# My proposed coolant routing diagram - Civic radiator, ABA & Webers



## CapitalM3 (Jun 3, 2006)

Just couldn't get the MK1 radiator to fit with the DCOE 40s so I picked up an early Civic/Del Sol radiator. Thanks to the wonders of MS Paint, here's what I'm proposing - 










Where the green "x" is I'll just use a cap. Box at the back is the heating core. I don't plan on using the coolant oil cooler, the radiator I have actually has a section built in to cool ATF fluid so I'm thinking about using that for oil until I get a separate unit. 

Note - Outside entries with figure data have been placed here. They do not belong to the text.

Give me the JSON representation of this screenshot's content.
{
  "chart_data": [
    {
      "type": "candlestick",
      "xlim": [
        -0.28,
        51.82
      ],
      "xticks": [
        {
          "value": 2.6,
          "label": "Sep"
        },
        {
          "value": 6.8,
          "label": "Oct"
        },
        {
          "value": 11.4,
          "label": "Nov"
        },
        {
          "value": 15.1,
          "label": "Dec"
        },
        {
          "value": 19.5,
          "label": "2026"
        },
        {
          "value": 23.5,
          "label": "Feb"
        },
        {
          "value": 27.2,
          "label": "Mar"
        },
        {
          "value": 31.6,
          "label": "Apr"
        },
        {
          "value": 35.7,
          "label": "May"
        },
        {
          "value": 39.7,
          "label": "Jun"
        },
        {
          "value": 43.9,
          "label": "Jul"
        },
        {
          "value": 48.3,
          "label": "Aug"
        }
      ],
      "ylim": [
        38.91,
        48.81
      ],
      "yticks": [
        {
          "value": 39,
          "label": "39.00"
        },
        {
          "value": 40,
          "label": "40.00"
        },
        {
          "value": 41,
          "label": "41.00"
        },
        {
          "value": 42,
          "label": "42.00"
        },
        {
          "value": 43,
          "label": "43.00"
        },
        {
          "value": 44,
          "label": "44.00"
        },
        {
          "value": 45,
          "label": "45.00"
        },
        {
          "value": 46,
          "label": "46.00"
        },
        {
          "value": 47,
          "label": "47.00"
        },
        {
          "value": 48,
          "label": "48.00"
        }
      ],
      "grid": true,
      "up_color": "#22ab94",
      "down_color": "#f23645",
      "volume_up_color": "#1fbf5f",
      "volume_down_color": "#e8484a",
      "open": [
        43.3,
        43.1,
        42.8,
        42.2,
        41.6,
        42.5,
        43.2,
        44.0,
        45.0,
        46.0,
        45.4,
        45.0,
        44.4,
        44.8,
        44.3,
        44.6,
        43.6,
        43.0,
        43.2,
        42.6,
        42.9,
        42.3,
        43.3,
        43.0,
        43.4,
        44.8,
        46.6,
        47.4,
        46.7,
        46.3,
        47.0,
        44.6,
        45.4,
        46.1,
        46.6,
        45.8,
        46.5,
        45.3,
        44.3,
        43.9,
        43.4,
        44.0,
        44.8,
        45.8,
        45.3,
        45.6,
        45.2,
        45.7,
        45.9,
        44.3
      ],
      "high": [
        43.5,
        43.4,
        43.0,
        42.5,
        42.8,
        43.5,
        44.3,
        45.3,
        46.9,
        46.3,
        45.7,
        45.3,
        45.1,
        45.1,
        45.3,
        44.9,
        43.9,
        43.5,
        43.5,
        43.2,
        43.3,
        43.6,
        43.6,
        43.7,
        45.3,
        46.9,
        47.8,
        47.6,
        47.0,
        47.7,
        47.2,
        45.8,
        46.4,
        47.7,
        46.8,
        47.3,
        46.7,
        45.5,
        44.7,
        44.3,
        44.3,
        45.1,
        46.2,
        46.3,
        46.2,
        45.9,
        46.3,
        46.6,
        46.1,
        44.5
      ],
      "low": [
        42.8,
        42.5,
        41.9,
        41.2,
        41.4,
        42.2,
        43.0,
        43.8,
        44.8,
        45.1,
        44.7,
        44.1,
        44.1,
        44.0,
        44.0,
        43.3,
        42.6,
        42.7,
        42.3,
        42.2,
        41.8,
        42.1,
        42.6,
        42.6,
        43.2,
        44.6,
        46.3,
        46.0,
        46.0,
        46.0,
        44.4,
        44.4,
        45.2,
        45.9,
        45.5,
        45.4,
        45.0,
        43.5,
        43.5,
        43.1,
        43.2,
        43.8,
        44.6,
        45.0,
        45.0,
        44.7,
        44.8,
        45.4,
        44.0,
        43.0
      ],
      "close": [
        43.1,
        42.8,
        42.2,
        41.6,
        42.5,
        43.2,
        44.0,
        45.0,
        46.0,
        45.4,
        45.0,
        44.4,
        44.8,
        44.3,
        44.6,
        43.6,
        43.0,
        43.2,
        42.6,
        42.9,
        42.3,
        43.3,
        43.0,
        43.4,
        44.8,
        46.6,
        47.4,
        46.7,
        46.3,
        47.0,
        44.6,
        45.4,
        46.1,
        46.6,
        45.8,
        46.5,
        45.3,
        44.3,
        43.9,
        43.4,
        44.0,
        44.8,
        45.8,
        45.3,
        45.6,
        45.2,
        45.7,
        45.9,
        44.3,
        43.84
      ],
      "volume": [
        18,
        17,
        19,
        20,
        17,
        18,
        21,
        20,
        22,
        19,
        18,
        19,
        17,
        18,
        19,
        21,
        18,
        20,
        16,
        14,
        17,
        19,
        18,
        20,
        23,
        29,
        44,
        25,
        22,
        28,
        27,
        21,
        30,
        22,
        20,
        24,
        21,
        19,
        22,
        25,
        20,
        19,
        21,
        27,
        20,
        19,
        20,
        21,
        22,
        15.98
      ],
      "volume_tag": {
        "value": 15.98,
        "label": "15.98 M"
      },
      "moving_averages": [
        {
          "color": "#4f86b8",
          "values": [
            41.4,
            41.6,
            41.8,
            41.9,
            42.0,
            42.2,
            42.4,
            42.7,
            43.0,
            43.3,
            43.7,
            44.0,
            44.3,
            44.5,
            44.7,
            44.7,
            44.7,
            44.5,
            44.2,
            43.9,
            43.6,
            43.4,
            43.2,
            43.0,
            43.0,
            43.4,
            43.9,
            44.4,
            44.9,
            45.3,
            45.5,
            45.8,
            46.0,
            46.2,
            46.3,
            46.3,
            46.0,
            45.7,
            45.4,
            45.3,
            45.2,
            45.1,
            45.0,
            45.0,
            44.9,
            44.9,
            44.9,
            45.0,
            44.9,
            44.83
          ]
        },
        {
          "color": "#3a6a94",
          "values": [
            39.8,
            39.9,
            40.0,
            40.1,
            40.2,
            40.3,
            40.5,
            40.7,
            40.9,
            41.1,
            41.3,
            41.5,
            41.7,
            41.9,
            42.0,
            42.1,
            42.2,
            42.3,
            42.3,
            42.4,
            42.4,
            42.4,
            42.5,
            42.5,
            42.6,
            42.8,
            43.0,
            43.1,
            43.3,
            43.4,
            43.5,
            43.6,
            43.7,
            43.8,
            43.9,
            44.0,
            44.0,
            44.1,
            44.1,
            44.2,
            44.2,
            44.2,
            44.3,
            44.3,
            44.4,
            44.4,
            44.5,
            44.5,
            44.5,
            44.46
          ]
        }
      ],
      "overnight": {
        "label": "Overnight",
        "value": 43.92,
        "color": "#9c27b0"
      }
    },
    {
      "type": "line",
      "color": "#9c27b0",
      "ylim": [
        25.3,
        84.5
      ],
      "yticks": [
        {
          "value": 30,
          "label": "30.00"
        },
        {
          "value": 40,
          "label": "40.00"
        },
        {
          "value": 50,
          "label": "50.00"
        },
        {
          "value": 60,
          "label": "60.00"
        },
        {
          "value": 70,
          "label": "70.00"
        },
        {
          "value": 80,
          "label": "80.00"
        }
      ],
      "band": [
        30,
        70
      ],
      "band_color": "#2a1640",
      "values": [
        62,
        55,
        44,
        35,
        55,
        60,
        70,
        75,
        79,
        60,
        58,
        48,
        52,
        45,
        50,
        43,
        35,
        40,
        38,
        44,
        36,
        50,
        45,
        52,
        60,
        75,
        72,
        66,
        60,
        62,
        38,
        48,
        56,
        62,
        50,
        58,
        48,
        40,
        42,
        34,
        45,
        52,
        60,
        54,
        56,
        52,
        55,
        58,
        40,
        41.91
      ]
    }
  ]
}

Does this seem logical? Am I missing anything or any reason why this wouldn't work out?


----------



## bonesaw (Aug 8, 2004)

You could use an AEB pump housing. It has 2 outlets instead of 3


----------



## ValveCoverGasket (Mar 20, 2002)

id ditch the overflow bottle, and just weld a cap onto the civic rad or something. itll clean up the bay too :beer:


----------



## CapitalM3 (Jun 3, 2006)

Thanks for the advice guys. Ive tracked down all but one of the cooling hoses and it's looking pretty good so far. I am curious to see if this thing can really do the job. It's so stinking small!


----------